Cioran. Il nichilista della porta accanto

A me piacciono gli scritti depressi in senso ampio e lato. Consapevoli e depressi. Qualcuno avrebbe mai scritto qualcosa di memorabile se fosse stato felice? Credo di no. La letteratura si nutre di infelicità.

Per questo amo Emil Cioran. Nichilista, pessimista, misantropo e ironico tanto quanto tutto il resto. Filosofo e aforista. Miscela celestiale e paradossale, non chiedo di più.

Vorrei che fosse il mio vicino di casa, quello con cui prendi il tè tutti i pomeriggi (era per dire, non prendo il tè coi miei vicini di casa. E non prendo il tè, in effetti.)

Leggendo il saggio Al culmine della disperazione rimasi positivamente scioccata, e tranquillizzata, dalla frase:

Il fatto che io esista prova che il mondo non ha alcun senso.

Tutti pensiamo a questo, no? No?? 😉

Ma oggi copio degli aforismi da un’altra opera: la raccolta Sillogismi dell’amarezza. È un libretto che porterei sempre con me: mi contraddice, mi conforta e mi diverte. Strano miracolo.

La provo spesso l’amarezza, tutta dentro le budella dello spirito. Come se l’anima avesse vomitato e non riuscisse più a riprendersi da quella brutta sensazione di lucida impotenza. Vado:

La storia delle idee è la storia del rancore dei solitari.

Il pessimista deve inventarsi ogni giorno nuove ragioni di esistere: è una vittima del “senso” della vita.

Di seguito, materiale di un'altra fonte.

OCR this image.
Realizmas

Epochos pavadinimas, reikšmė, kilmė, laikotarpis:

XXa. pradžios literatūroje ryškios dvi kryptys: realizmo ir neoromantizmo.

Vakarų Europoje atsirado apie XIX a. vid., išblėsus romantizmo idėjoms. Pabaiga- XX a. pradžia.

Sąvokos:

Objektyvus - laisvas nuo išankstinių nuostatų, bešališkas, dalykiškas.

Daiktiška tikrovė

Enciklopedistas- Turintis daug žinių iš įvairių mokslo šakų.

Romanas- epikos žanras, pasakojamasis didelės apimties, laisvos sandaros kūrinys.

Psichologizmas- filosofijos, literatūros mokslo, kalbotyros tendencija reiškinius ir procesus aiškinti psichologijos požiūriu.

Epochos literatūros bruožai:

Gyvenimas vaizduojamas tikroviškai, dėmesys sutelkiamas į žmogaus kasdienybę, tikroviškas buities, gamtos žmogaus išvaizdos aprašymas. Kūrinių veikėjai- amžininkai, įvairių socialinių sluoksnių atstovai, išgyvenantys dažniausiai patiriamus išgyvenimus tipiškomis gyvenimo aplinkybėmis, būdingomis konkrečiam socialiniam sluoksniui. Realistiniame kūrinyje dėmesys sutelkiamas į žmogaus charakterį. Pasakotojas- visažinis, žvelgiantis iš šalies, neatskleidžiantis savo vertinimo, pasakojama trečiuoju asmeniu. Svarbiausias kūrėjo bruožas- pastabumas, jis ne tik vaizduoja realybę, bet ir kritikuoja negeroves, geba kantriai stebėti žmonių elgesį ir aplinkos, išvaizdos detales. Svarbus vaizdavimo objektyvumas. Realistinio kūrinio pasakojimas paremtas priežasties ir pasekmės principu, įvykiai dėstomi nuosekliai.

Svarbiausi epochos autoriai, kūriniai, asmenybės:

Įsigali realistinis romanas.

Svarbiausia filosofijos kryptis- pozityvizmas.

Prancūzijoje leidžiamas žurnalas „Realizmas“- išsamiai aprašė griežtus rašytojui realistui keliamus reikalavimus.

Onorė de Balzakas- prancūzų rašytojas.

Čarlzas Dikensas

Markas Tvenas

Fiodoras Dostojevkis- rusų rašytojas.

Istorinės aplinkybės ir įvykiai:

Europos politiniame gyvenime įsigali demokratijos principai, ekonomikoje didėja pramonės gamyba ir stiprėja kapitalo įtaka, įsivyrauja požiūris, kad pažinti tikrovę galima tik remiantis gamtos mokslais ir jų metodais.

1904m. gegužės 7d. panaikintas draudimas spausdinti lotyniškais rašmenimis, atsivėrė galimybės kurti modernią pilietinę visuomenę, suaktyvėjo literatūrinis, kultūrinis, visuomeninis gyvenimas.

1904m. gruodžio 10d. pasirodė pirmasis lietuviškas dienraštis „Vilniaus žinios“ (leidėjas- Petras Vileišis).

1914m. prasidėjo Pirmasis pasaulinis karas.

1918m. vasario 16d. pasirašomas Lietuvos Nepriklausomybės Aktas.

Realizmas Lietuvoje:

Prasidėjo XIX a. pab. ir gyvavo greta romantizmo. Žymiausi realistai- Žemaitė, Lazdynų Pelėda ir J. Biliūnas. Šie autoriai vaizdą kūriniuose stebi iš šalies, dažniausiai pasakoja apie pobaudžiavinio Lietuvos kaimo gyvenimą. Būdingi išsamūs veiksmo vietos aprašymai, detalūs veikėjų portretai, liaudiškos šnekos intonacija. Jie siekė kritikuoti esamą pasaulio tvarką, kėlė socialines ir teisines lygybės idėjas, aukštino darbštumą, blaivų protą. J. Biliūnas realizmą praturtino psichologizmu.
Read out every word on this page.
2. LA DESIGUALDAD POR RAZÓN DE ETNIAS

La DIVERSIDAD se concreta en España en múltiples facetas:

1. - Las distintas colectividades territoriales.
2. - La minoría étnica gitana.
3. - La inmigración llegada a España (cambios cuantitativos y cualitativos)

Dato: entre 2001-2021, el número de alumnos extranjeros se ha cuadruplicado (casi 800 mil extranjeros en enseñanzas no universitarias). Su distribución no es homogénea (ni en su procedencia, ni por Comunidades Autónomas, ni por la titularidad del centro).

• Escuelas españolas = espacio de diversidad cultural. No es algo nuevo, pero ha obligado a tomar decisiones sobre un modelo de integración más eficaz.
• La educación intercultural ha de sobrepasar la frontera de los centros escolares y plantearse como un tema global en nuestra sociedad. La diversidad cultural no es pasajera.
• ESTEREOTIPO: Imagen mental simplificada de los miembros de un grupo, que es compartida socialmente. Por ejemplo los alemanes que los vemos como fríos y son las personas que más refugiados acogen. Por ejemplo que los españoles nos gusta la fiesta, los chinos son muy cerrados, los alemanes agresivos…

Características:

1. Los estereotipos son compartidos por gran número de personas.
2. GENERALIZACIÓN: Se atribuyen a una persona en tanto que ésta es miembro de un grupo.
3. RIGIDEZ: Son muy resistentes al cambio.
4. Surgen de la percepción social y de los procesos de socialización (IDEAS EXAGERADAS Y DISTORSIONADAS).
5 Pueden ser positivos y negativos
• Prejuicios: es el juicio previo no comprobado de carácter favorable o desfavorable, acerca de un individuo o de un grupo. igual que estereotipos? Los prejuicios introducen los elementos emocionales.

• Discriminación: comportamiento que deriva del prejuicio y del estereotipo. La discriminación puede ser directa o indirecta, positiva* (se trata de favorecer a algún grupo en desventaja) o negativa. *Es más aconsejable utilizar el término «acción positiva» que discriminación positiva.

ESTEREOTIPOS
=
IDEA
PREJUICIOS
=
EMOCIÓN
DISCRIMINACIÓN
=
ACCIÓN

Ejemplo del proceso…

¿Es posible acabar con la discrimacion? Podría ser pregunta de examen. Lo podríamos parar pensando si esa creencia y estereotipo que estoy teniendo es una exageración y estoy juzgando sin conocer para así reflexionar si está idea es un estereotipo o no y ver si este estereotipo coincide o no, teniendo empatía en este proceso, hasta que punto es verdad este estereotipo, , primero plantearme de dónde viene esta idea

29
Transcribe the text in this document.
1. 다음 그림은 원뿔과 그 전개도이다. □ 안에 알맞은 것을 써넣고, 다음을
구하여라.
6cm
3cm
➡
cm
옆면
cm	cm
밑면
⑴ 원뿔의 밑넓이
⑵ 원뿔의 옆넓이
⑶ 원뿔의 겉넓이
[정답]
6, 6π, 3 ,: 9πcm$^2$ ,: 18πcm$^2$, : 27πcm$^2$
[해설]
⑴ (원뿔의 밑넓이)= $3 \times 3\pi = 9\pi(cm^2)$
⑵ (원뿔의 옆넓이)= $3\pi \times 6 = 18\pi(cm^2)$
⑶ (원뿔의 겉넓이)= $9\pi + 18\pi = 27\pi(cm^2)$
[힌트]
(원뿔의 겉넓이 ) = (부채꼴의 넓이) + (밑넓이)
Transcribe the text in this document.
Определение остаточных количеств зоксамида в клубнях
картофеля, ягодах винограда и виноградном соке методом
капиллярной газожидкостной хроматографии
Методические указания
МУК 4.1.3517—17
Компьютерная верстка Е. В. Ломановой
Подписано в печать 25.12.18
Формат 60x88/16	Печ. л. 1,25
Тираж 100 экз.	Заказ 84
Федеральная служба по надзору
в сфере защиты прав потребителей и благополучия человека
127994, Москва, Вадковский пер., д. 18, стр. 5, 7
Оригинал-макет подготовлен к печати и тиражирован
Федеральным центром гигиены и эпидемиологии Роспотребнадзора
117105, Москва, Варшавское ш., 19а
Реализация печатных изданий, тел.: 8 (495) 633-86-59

Nei tormenti dell’intelletto c’è una dignità che si cercherebbe invano in quelli del cuore. Lo scetticismo è l’eleganza dell’ansia.

Se crediamo con tanta ingenuità nelle idee è perché dimentichiamo che sono state concepite da mammiferi.

Per quanto si estende il mio ricordo, non ho fatto altro che distruggere in me la fierezza di essere uomo. E deambulo alla periferia della Specie come un mostro timoroso, senza la levatura sufficiente per proclamare la mia appartenenza a un altro branco di scimmie.

Mi sono immerso nell’assoluto da fatuo, ne sono uscito da troglodita.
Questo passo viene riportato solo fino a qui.